The Snyk platform starts by identifying and categorizing all of the artifacts within your project to determine how they can be scanned. For example, Snyk will perform software composition analysis (SCA) scans on pom.xml files and static application security testing (SAST) scans on Java files. Snyk can also scan infrastructure as code (IaC) configurations and Docker files for containerized applications.

After we scan our vulnerable application from above, we can open the scan results for our pom.xml file, which is the Maven configuration file that contains our dependencies. We can also see our dependency tree within the Snyk interface showing that our application uses Log4j as both a direct and indirect dependency. By clicking on the Fix this vulnerability option, Snyk can automatically open a pull request (PR) to upgrade all Log4j instances to version 2.17.1. If we rerun the previous exploit, we’ll see that it no longer works.

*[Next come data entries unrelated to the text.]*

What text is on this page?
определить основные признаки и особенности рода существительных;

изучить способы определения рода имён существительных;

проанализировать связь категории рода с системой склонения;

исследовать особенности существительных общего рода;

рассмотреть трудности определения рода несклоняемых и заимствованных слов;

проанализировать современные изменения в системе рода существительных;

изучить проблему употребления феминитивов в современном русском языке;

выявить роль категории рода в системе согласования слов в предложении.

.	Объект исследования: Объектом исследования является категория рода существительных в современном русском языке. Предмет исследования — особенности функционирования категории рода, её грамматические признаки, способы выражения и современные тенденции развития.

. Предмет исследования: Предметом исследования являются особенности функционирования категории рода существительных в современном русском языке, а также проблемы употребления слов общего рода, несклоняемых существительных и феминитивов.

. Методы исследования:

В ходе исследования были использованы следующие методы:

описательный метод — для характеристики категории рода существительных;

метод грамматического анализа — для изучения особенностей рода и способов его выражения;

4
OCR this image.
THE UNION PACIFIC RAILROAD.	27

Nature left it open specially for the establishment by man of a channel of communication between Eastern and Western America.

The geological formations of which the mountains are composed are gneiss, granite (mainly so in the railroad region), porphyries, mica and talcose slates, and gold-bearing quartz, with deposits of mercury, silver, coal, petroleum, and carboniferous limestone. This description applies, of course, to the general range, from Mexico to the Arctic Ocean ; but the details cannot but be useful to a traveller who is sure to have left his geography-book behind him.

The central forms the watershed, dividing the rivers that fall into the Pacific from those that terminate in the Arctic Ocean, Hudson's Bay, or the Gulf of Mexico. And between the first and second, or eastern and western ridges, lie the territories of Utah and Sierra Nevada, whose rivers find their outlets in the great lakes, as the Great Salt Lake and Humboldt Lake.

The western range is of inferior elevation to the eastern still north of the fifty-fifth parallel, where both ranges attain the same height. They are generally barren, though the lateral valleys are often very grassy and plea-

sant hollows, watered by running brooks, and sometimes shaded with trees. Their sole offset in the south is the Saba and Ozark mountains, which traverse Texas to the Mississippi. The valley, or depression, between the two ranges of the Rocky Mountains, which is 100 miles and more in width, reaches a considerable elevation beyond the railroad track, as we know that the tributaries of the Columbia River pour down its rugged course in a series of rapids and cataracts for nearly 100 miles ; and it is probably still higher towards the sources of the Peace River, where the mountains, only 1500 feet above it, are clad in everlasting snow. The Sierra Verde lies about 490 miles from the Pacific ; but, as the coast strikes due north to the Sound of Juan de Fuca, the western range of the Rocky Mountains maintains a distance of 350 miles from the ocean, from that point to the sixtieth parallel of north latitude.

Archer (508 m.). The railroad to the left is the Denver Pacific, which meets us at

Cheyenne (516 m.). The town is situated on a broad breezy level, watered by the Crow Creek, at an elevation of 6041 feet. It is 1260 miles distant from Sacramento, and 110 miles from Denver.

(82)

Similarly, developers can use the Snyk plugin for IntelliJ (or another IDE) or the Snyk CLI to scan for security issues and fix them directly during development. Snyk integrates throughout the entire development process to streamline application vulnerability management.

In some situations, organizations won’t be able to immediately upgrade the vulnerable packages, so they’ll need to consider other options to mitigate the risks of Log4Shell. Developers could remove the JNDI lookup class or implement other quick-fixes, but these aren’t as effective as the official patch in newer versions of the library.

No matter how developers choose to mitigate the Log4Shell vulnerability, Snyk can help identify instances of Log4j and thousands of other potential vulnerabilities by scanning a project’s open source dependencies or containers. This ensures organizations have the visibility they need to understand the risk profile of their applications.